EDIT: after the comment I tried doing this instead: I choose $$\binom{K}{L}$$ cells and put 1 ball in each cell, I choose the $$L$$ balls in $$\binom{N}{L}$$ ways and because the balls are different I have $$L!$$ ways to distribute them between the $$L$$ chosen cells, the remaining $$N-L$$ balls can be distributed in $$L^{N-L}$$ ways so in total $$\binom{K}{L}\cdot \binom{N}{L} \cdot L! \cdot L^{N-L}$$ but again I got the wrong answer, I assume because there are intersections I missed, at this point I'm not sure how I'm supposed to approach this

• The $N!$ term is wrong. Suppose $L=2$ and $N=4$. Then $C_1=\{B_1,B_2\},C_2=\{B_3,B_4\}$ is the same as $C_1=\{B_2,B_1\},C_2=\{B_3,B_4\}$ but when you permute all $N$ balls in $N!$ ways, you treat these two as different cases. Oct 22, 2020 at 19:47

First choose $$L$$ cells from $$K$$ cells $$= {K \choose L}$$

Now we need to distribute $$N$$ distinct balls into $$L$$ distinct cells where $$L \lt N$$ and all $$L$$ cells must have at least one ball. This will require us to apply Principle of Inclusion Exclusion or we can use Stirling Number of the second kind to first distribute distinct balls into $$L$$ identical cells and then multiply by $$L!$$.

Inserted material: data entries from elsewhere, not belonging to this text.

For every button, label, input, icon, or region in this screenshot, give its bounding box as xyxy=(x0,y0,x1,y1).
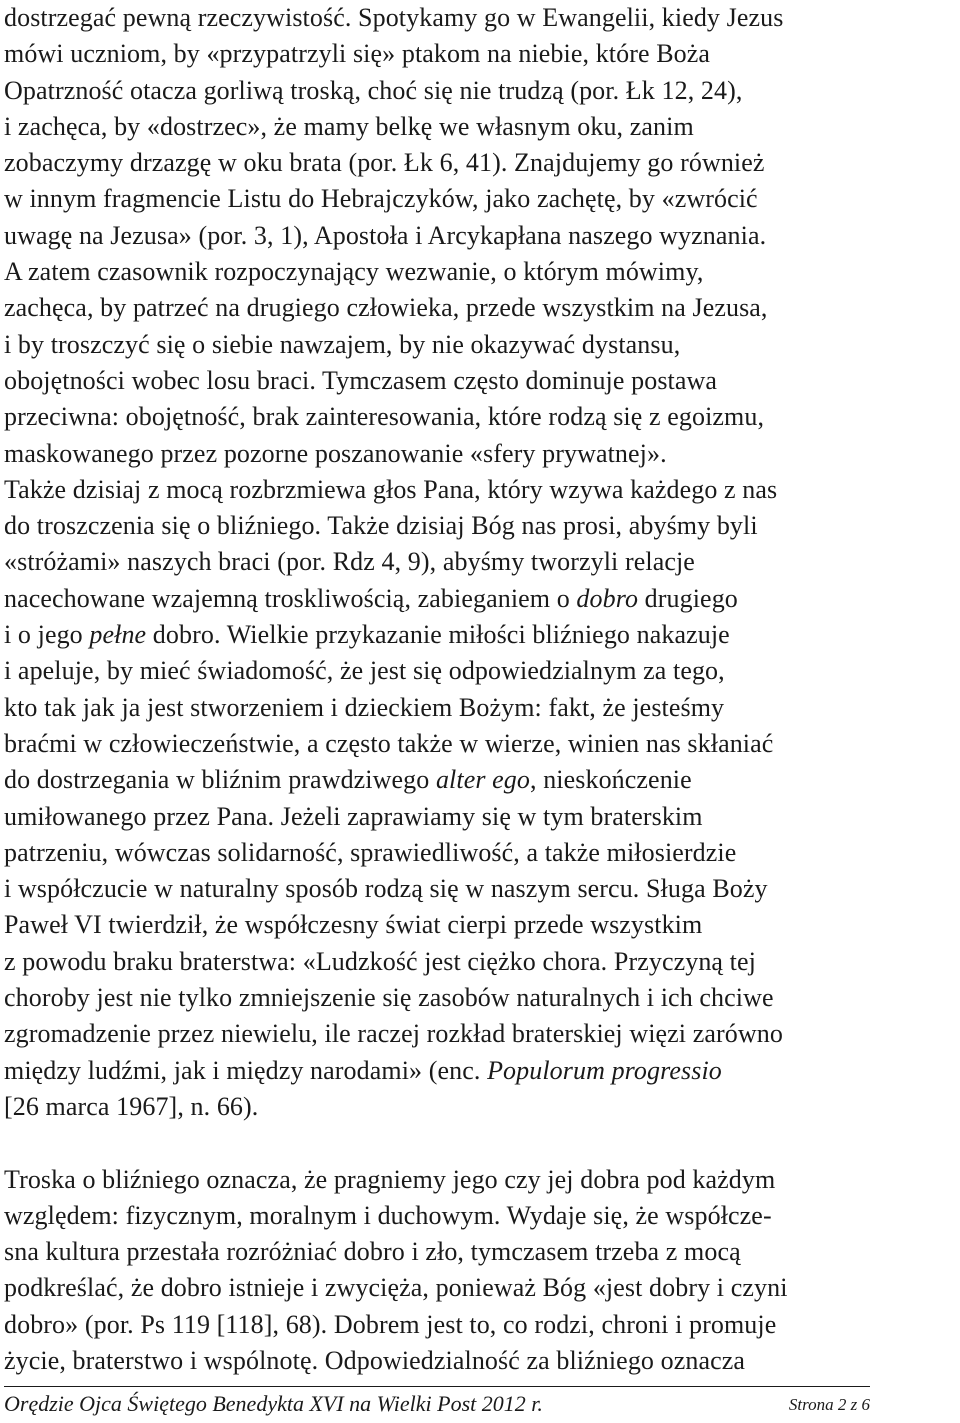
line-text: względem: fizycznym, moralnym i duchowym. Wydaje się, że współcze- xyxy=(4,1200,772,1230)
line-text: i zachęca, by «dostrzec», że mamy belkę we własnym oku, zanim xyxy=(4,111,694,141)
line-text: Opatrzność otacza gorliwą troską, choć się nie trudzą (por. Łk 12, 24), xyxy=(4,75,743,105)
text-line xyxy=(4,508,956,544)
text-line xyxy=(4,617,956,653)
footer-divider xyxy=(4,1386,870,1387)
text-line xyxy=(4,109,956,145)
line-text: dobro. Wielkie przykazanie miłości bliźniego nakazuje xyxy=(146,620,730,650)
line-text: drugiego xyxy=(638,583,738,613)
text-line xyxy=(4,363,956,399)
line-text: Troska o bliźniego oznacza, że pragniemy jego czy jej dobra pod każdym xyxy=(4,1164,776,1194)
line-text: z powodu braku braterstwa: «Ludzkość jest ciężko chora. Przyczyną tej xyxy=(4,946,756,976)
line-text: dobro» (por. Ps 119 [118], 68). Dobrem jest to, co rodzi, chroni i promuje xyxy=(4,1309,777,1339)
line-text: podkreślać, że dobro istnieje i zwycięża, ponieważ Bóg «jest dobry i czyni xyxy=(4,1273,788,1303)
line-text: choroby jest nie tylko zmniejszenie się zasobów naturalnych i ich chciwe xyxy=(4,983,774,1013)
text-line xyxy=(4,327,956,363)
text-line xyxy=(4,726,956,762)
line-text: patrzeniu, wówczas solidarność, sprawiedliwość, a także miłosierdzie xyxy=(4,837,737,867)
document-body xyxy=(4,0,956,1379)
line-text: i by troszczyć się o siebie nawzajem, by nie okazywać dystansu, xyxy=(4,329,681,359)
text-line xyxy=(4,1270,956,1306)
line-text: przeciwna: obojętność, brak zainteresowania, które rodzą się z egoizmu, xyxy=(4,402,765,432)
paragraph-gap xyxy=(4,1125,956,1161)
line-text: [26 marca 1967], n. 66). xyxy=(4,1091,259,1121)
line-text: maskowanego przez pozorne poszanowanie «sfery prywatnej». xyxy=(4,438,667,468)
text-line xyxy=(4,36,956,72)
text-line xyxy=(4,1234,956,1270)
text-line xyxy=(4,1343,956,1379)
line-text: dostrzegać pewną rzeczywistość. Spotykamy go w Ewangelii, kiedy Jezus xyxy=(4,3,784,32)
footer-page-number: Strona 2 z 6 xyxy=(788,1395,870,1414)
text-line xyxy=(4,544,956,580)
line-text: Także dzisiaj z mocą rozbrzmiewa głos Pana, który wzywa każdego z nas xyxy=(4,474,778,504)
line-text: obojętności wobec losu braci. Tymczasem często dominuje postawa xyxy=(4,365,718,395)
line-text: nacechowane wzajemną troskliwością, zabieganiem o xyxy=(4,583,577,613)
text-line xyxy=(4,0,956,36)
text-line xyxy=(4,290,956,326)
line-text: i współczucie w naturalny sposób rodzą się w naszym sercu. Sługa Boży xyxy=(4,874,768,904)
line-text: A zatem czasownik rozpoczynający wezwanie, o którym mówimy, xyxy=(4,257,704,287)
text-line xyxy=(4,1016,956,1052)
text-line xyxy=(4,1053,956,1089)
text-line xyxy=(4,145,956,181)
line-text: życie, braterstwo i wspólnotę. Odpowiedzialność za bliźniego oznacza xyxy=(4,1345,746,1375)
line-text: sna kultura przestała rozróżniać dobro i zło, tymczasem trzeba z mocą xyxy=(4,1237,741,1267)
text-line xyxy=(4,254,956,290)
text-line xyxy=(4,581,956,617)
line-text: umiłowanego przez Pana. Jeżeli zaprawiamy się w tym braterskim xyxy=(4,801,703,831)
line-text: uwagę na Jezusa» (por. 3, 1), Apostoła i Arcykapłana naszego wyznania. xyxy=(4,220,767,250)
text-line xyxy=(4,73,956,109)
footer-document-title: Orędzie Ojca Świętego Benedykta XVI na Wielki Post 2012 r. xyxy=(4,1391,543,1416)
text-line xyxy=(4,1198,956,1234)
text-line xyxy=(4,399,956,435)
line-text: do troszczenia się o bliźniego. Także dzisiaj Bóg nas prosi, abyśmy byli xyxy=(4,511,758,541)
line-text: Paweł VI twierdził, że współczesny świat cierpi przede wszystkim xyxy=(4,910,703,940)
line-text: braćmi w człowieczeństwie, a często także w wierze, winien nas skłaniać xyxy=(4,728,774,758)
text-line xyxy=(4,1162,956,1198)
text-line xyxy=(4,690,956,726)
text-line xyxy=(4,944,956,980)
line-text: w innym fragmencie Listu do Hebrajczyków, jako zachętę, by «zwrócić xyxy=(4,184,758,214)
text-line xyxy=(4,980,956,1016)
line-text: zgromadzenie przez niewielu, ile raczej rozkład braterskiej więzi zarówno xyxy=(4,1019,783,1049)
text-line xyxy=(4,1307,956,1343)
line-text: i o jego xyxy=(4,620,90,650)
line-text: zachęca, by patrzeć na drugiego człowieka, przede wszystkim na Jezusa, xyxy=(4,293,768,323)
line-text: «stróżami» naszych braci (por. Rdz 4, 9), abyśmy tworzyli relacje xyxy=(4,547,695,577)
line-text: zobaczymy drzazgę w oku brata (por. Łk 6, 41). Znajdujemy go również xyxy=(4,148,765,178)
text-line xyxy=(4,472,956,508)
italic-text: dobro xyxy=(576,583,639,613)
text-line xyxy=(4,762,956,798)
page-footer xyxy=(4,1388,870,1420)
line-text: między ludźmi, jak i między narodami» (enc. xyxy=(4,1055,488,1085)
text-line xyxy=(4,799,956,835)
text-line xyxy=(4,653,956,689)
text-line xyxy=(4,436,956,472)
italic-text: pełne xyxy=(89,620,147,650)
line-text: , nieskończenie xyxy=(530,765,692,795)
text-line xyxy=(4,871,956,907)
line-text: do dostrzegania w bliźnim prawdziwego xyxy=(4,765,436,795)
italic-text: alter ego xyxy=(435,765,530,795)
line-text: kto tak jak ja jest stworzeniem i dzieckiem Bożym: fakt, że jesteśmy xyxy=(4,692,725,722)
italic-text: Populorum progressio xyxy=(487,1055,722,1085)
line-text: i apeluje, by mieć świadomość, że jest się odpowiedzialnym za tego, xyxy=(4,656,725,686)
line-text: mówi uczniom, by «przypatrzyli się» ptakom na niebie, które Boża xyxy=(4,39,711,69)
text-line xyxy=(4,218,956,254)
text-line xyxy=(4,907,956,943)
text-line xyxy=(4,181,956,217)
text-line xyxy=(4,835,956,871)
text-line xyxy=(4,1089,956,1125)
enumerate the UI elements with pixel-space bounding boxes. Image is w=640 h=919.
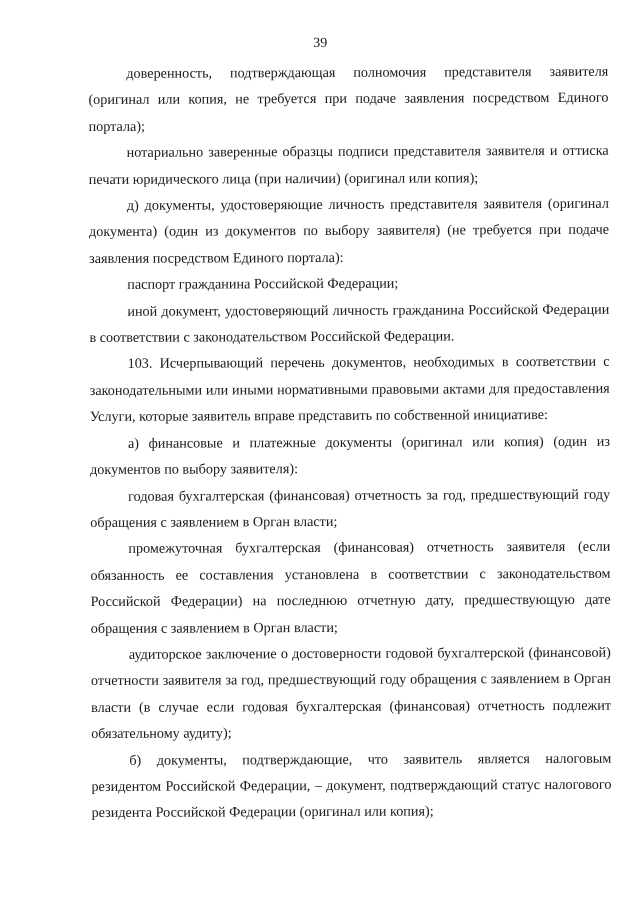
paragraph-passport: паспорт гражданина Российской Федерации; [127,275,399,294]
paragraph-interim-reports: промежуточная бухгалтерская (финансовая) отчетность заявителя (если обязанность ее составления установлена в соответствии с законодательством Российской Федерации) на последнюю отчетную дату, предшествующую дате обращения с заявлением в Орган власти; [90,539,611,637]
page-number: 39 [313,35,328,52]
paragraph-audit-report: аудиторское заключение о достоверности годовой бухгалтерской (финансовой) отчетности заявителя за год, предшествующий году обращения с заявлением в Орган власти (в случае если годовая бухгалтерская (финансовая) отчетность подлежит обязательному аудиту); [90,644,612,743]
paragraph-103-list: 103. Исчерпывающий перечень документов, необходимых в соответствии с законодательными или иными нормативными правовыми актами для предоставления Услуги, которые заявитель вправе представить по собственной инициативе: [89,354,610,426]
paragraph-power-of-attorney: доверенность, подтверждающая полномочия представителя заявителя (оригинал или копия, не требуется при подаче заявления посредством Единого портала); [88,63,609,135]
document-body [88,59,611,827]
paragraph-signature-samples: нотариально заверенные образцы подписи представителя заявителя и оттиска печати юридического лица (при наличии) (оригинал или копия); [88,142,609,188]
paragraph-financial-documents: а) финансовые и платежные документы (оригинал или копия) (один из документов по выбору заявителя): [90,433,610,479]
paragraph-annual-reports: годовая бухгалтерская (финансовая) отчетность за год, предшествующий году обращения с заявлением в Орган власти; [90,486,611,531]
paragraph-other-identity-document: иной документ, удостоверяющий личность гражданина Российской Федерации в соответствии с законодательством Российской Федерации. [89,301,610,347]
paragraph-tax-resident: б) документы, подтверждающие, что заявитель является налоговым резидентом Российской Федерации, – документ, подтверждающий статус налогового резидента Российской Федерации (оригинал или копия); [91,750,612,822]
paragraph-identity-documents: д) документы, удостоверяющие личность представителя заявителя (оригинал документа) (один из документов по выбору заявителя) (не требуется при подаче заявления посредством Единого портала): [88,195,610,267]
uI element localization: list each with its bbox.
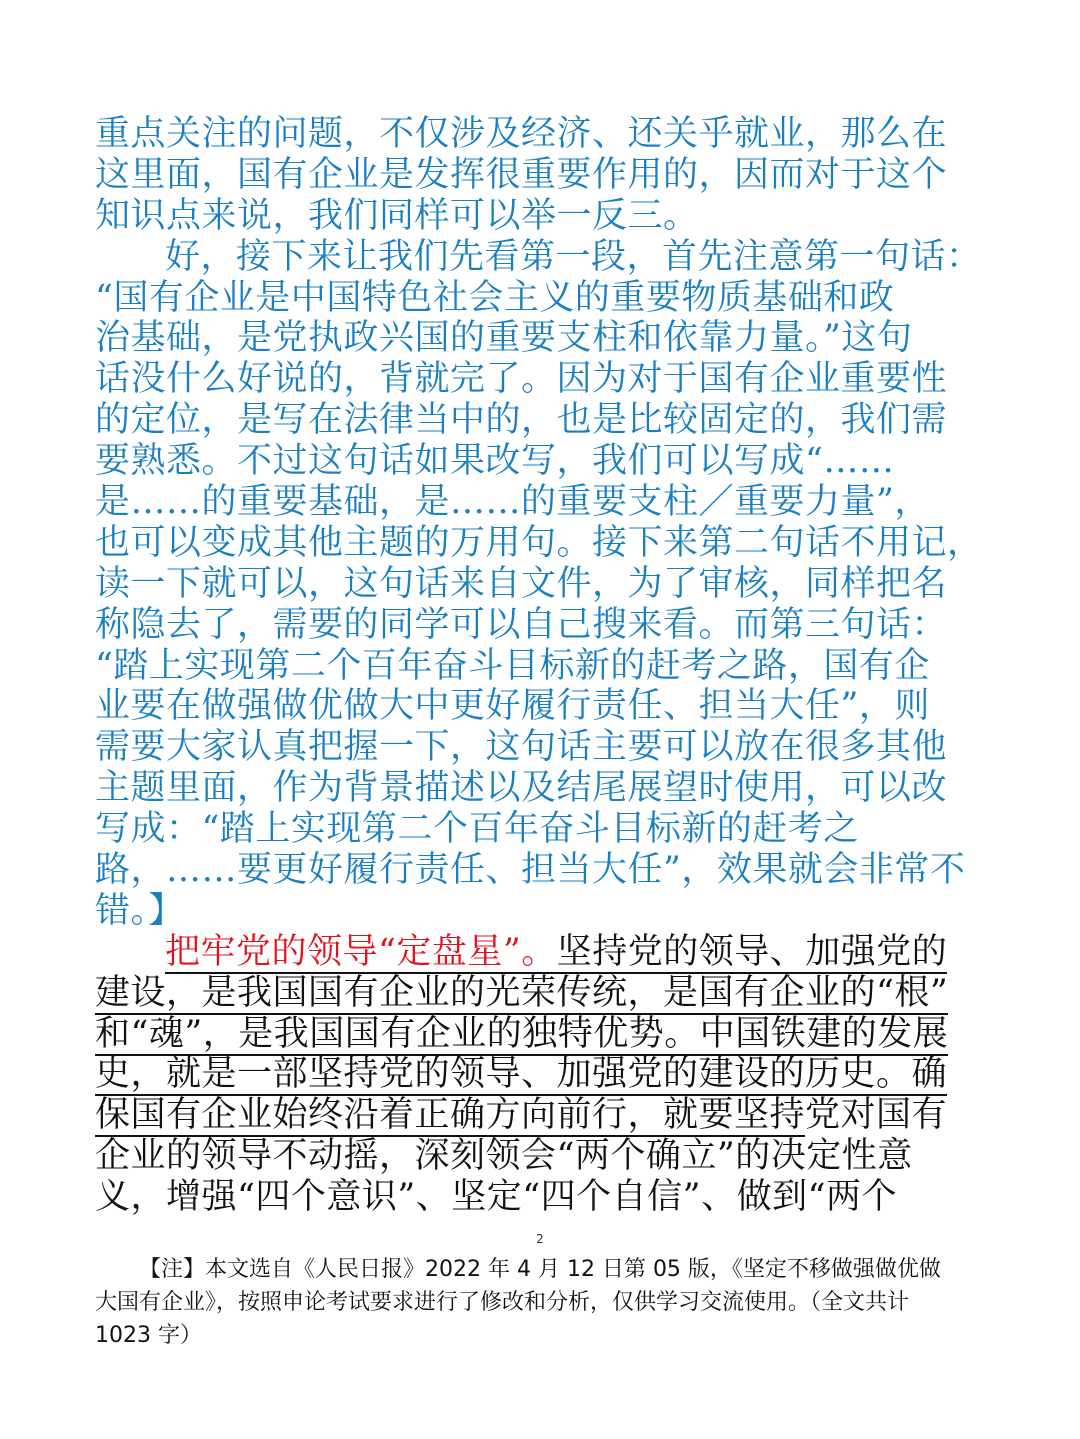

Using P.I.E, it is $$\sum \limits_{i=0}^{L-1} {(-1)^i} {L \choose i} (L-i)^{N}$$

For details on P.I.E and why it is necessary in these cases, please see my answer here -

In how many ways can $50$ sweets be distributed to $30$ children so that each child receives at least one sweet?

Using Stirling number of the second kind, it is $${L! \cdot S2[N,L]}$$.

In the end, multiply your answer by $${K \choose L}$$ which is number of ways of choosing $$L$$ cells from $$K$$.